The current study included twenty-five patients with disproportionate dwarfism due to skeletal dysplasia. In addition, twenty healthy subjects, matched for age and gender, were included as a control group. Both patients and controls were categorized into two age groups: from 0-3 years and from more than 3- 15 years. The study was conducted in the period from November 2015 to August 2017 on patients visiting outpatient clinics of the Clinical Genetics Department mainly the Limb Malformations and Skeletal Dysplasia clinic at the NRC. Control samples were taken from those enrolled in projects undertaken at the Immunogenetics Department of the NRC. The laboratory work was done at the immunogenetics research lab of the NRC.
All patients under study were subjected to thorough clinical and radiographic evaluation along with the following laboratory investigations: CBC, investigations for assessment of the affected system, lymphocyte subset quantitation by flowcytometry, Igs quantitation by nephelometry and TRECs quantitation by real time PCR.
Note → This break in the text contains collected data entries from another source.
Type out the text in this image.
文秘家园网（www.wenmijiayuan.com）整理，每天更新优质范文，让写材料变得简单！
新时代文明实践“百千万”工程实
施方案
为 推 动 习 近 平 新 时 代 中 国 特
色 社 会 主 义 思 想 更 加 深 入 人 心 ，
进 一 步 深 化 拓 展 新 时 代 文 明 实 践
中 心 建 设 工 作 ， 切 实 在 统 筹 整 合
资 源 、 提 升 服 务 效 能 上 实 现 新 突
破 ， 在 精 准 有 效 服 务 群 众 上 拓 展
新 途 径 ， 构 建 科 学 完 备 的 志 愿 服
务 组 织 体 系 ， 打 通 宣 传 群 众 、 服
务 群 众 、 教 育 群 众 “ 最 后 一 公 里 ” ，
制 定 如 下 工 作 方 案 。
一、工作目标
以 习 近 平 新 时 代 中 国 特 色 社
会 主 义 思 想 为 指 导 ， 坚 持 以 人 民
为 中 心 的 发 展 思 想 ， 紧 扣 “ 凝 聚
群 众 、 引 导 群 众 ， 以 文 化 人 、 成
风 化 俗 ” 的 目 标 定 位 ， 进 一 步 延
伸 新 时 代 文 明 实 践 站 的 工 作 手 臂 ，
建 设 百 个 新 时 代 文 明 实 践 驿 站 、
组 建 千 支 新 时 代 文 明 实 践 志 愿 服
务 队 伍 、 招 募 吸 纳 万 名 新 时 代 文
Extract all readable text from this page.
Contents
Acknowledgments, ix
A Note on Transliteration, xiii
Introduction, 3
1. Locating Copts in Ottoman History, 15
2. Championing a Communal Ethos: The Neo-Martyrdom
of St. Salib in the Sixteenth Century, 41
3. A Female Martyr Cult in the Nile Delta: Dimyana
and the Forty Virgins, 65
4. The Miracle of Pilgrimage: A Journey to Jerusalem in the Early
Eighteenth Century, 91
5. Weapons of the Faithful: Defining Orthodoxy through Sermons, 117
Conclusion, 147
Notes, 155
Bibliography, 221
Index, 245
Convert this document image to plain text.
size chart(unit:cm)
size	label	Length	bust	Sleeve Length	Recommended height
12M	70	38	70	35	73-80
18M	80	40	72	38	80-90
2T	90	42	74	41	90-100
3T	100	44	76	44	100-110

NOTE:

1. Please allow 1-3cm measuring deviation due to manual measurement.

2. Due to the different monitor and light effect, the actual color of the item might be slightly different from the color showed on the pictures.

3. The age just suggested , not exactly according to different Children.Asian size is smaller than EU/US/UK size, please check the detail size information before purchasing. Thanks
Results of the study revealed the presence of 9 cases of syndromic immunodeficiency in the studied patients; 5 in the younger age group (from 0-3 years) and 4 in the older age group (from >3-15 years) with a prevalence rate that equals 36% among the studied population. Four patients had findings indicative of humoral immunodeficiency and 5 showed a picture suggestive of combined immunodeficiency. Among the patients who were diagnosed with humoral immunodeficiency, 2 received immunotherapy (IVIG) with dramatic improvement in their clinical immune manifestation either through completely aborting incidence of infectious episodes or by significantly reducing the frequency and severity of them.
Age adjusted reference ranges of the measured immune parameters among control groups in this study were compatible with those established in other studies which investigated those parameters.
Comparative statistics that were done between patients with syndromic immunodeficiency and controls in the younger age group (from 0-3 years) regarding different immunological parameters studied showed statistically significant difference in the following parameters: CD16%, absolute CD16 which were higher in patients and CD19% and IgM which were lower among patients. In the older age group (from >3-15 years), only CD8% was statistically significant lower in patients when compared to controls.
Comparison between measured parameters among controls in the two age groups showed significant difference in the following parameters: CD19% and absolute CD19; being significantly higher in the younger age group, while CD8%, IgG and IgA were significantly higher in the older age group. The following parameters showed higher median values, although not statistically significant, in the younger age group: absolute lymphocyte count, CD3%, absolute CD3, CD4%, absolute CD4, TRECs/µl DNA, TRECs/ml WB and Log TRECs/ml WB. Contrarily, values of CD16%, absolute CD16 and IgM were higher, although statistically insignificant, in the older age group.
The following parameters showed statistically significant negative correlation with age of patients: absolute lymphocyte count, absolute CD3, CD19%, absolute CD19, absolute CD4, TRECs/µl DNA, TRECs/ml WB and log TRECs/ml WB, while the parameters which showed positive significant correlation were: CD16%, IgG and IgA.
Multiple regression analysis between different TRECs units used in our work and expected predictors suggests that expressing TRECs values per ml whole blood is the unit that is most consistent with the other laboratory parameters measured previously known to be acceptable predictors.
The correlation between the presence of immune manifestations during initial clinical evaluation and the presence of immune defects after laboratory workup in positive cases was significant. However, some patients showed evidence of immune defects after laboratory workup despite absence of clinical manifestations mentioned in the ten warning signs.